The current overlay district, which Hyatt and others would like to see Nottingham Road included into, does not include regulatory requirements for parking or other issues. If an area in town becomes part of the overlay district, then both owner occupied and non-owner occupied short term rentals are allowed by the town, with the fine tuning left to individual home-owner associations.

“It’s just by citizen complaint if people think there’s an overuse of a particular unit,” said town manager Virginia Egger. “I would say, since I’ve been here, we have had some complaints of short-term rentals that are illegal, we have had very few complaints about the way the overlay district works today, from people that are using those units, so I would say where you have had it, it has worked … quite well.”

Egger said in looking at additional regulation, the town should first examine what its new data collection service turns up. The company is called Host Compliance Services and provides information to the town about who is short term renting, how often, and how much they are charging.

“Look to apply the same overlay district that you have elsewhere,” Egger said. “Then, I would recommend, let’s see what Host Compliance is telling us, let’s begin to look at other (towns), what they say short-term renters should be required to do, that’s more regulation that may not be favored here,” Egger said.

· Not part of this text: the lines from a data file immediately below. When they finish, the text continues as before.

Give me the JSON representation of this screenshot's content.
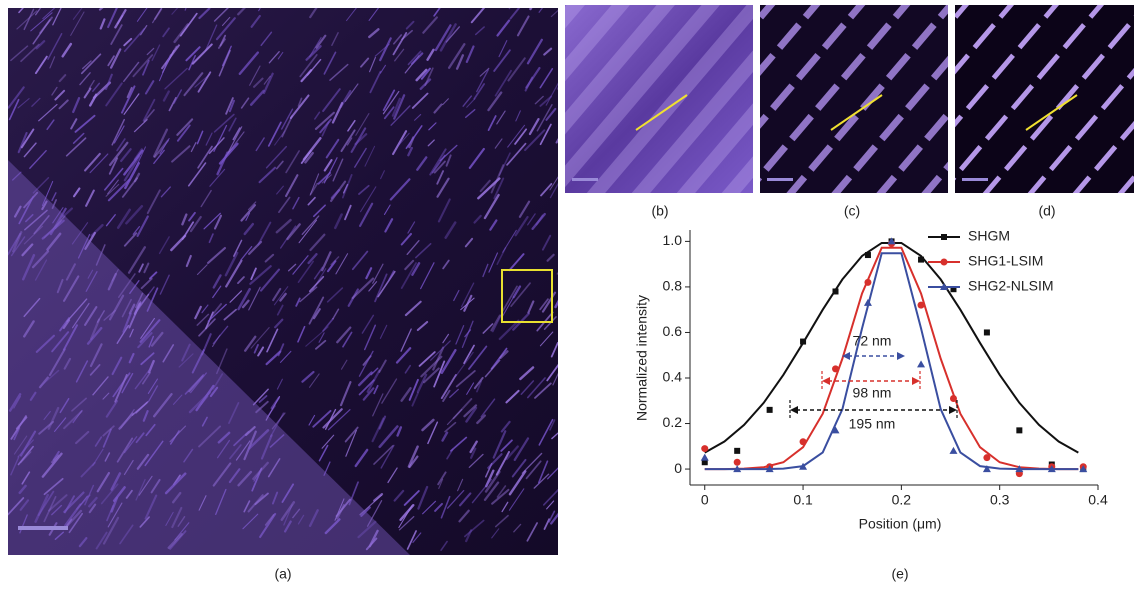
{
  "panels": {
    "a": "(a)",
    "b": "(b)",
    "c": "(c)",
    "d": "(d)",
    "e": "(e)"
  },
  "chart_data": {
    "type": "scatter",
    "x_label": "Position (μm)",
    "y_label": "Normalized intensity",
    "xlim": [
      -0.015,
      0.4
    ],
    "xticks": [
      0,
      0.1,
      0.2,
      0.3,
      0.4
    ],
    "ylim": [
      -0.07,
      1.05
    ],
    "yticks": [
      0,
      {
        "value": 0.2,
        "label": "0.2"
      },
      {
        "value": 0.4,
        "label": "0.4"
      },
      {
        "value": 0.6,
        "label": "0.6"
      },
      {
        "value": 0.8,
        "label": "0.8"
      },
      {
        "value": 1,
        "label": "1.0"
      }
    ],
    "x": [
      0,
      0.033,
      0.066,
      0.1,
      0.133,
      0.166,
      0.19,
      0.22,
      0.253,
      0.287,
      0.32,
      0.353,
      0.385
    ],
    "fit_x": [
      0,
      0.02,
      0.04,
      0.06,
      0.08,
      0.1,
      0.12,
      0.14,
      0.16,
      0.18,
      0.2,
      0.22,
      0.24,
      0.26,
      0.28,
      0.3,
      0.32,
      0.34,
      0.36,
      0.38
    ],
    "series": [
      {
        "name": "SHGM",
        "color": "#111111",
        "marker": "square",
        "values": [
          0.03,
          0.08,
          0.26,
          0.56,
          0.78,
          0.94,
          1.0,
          0.92,
          0.79,
          0.6,
          0.17,
          0.02,
          0.0
        ],
        "fit_values": [
          0.072,
          0.121,
          0.194,
          0.291,
          0.414,
          0.554,
          0.7,
          0.833,
          0.936,
          0.993,
          0.993,
          0.936,
          0.833,
          0.7,
          0.554,
          0.414,
          0.291,
          0.194,
          0.121,
          0.072
        ]
      },
      {
        "name": "SHG1-LSIM",
        "color": "#d7302c",
        "marker": "circle",
        "values": [
          0.09,
          0.03,
          0.01,
          0.12,
          0.44,
          0.82,
          0.99,
          0.72,
          0.31,
          0.05,
          -0.02,
          0.01,
          0.01
        ],
        "fit_values": [
          0,
          0,
          0.002,
          0.008,
          0.03,
          0.096,
          0.243,
          0.485,
          0.771,
          0.972,
          0.972,
          0.771,
          0.485,
          0.243,
          0.096,
          0.03,
          0.008,
          0.002,
          0,
          0
        ]
      },
      {
        "name": "SHG2-NLSIM",
        "color": "#3a4ea0",
        "marker": "triangle",
        "values": [
          0.05,
          0.0,
          0.0,
          0.01,
          0.17,
          0.73,
          1.0,
          0.46,
          0.08,
          0.0,
          0.0,
          0.0,
          0.0
        ],
        "fit_values": [
          0,
          0,
          0,
          0,
          0.002,
          0.013,
          0.073,
          0.263,
          0.618,
          0.948,
          0.948,
          0.618,
          0.263,
          0.073,
          0.013,
          0.002,
          0,
          0,
          0,
          0
        ]
      }
    ],
    "annotations": [
      {
        "text": "72 nm",
        "color": "#3a4ea0"
      },
      {
        "text": "98 nm",
        "color": "#d7302c"
      },
      {
        "text": "195 nm",
        "color": "#111111"
      }
    ]
  }
}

Nottingham Road property owners will be notified by mail of the proposal to include Nottingham Road into the short-term rental overlay district a couple of weeks before it gets to the Avon Planning and Zoning Commission. The first of the upcoming public hearings will take place at that planning and zoning meeting.

Planning and zoning will then make a recommendation to the Avon Town Council, which will hold two public hearings on the matter. The planning and zoning commission meets on the first and third Tuesday of each month in the Avon Town Council chambers.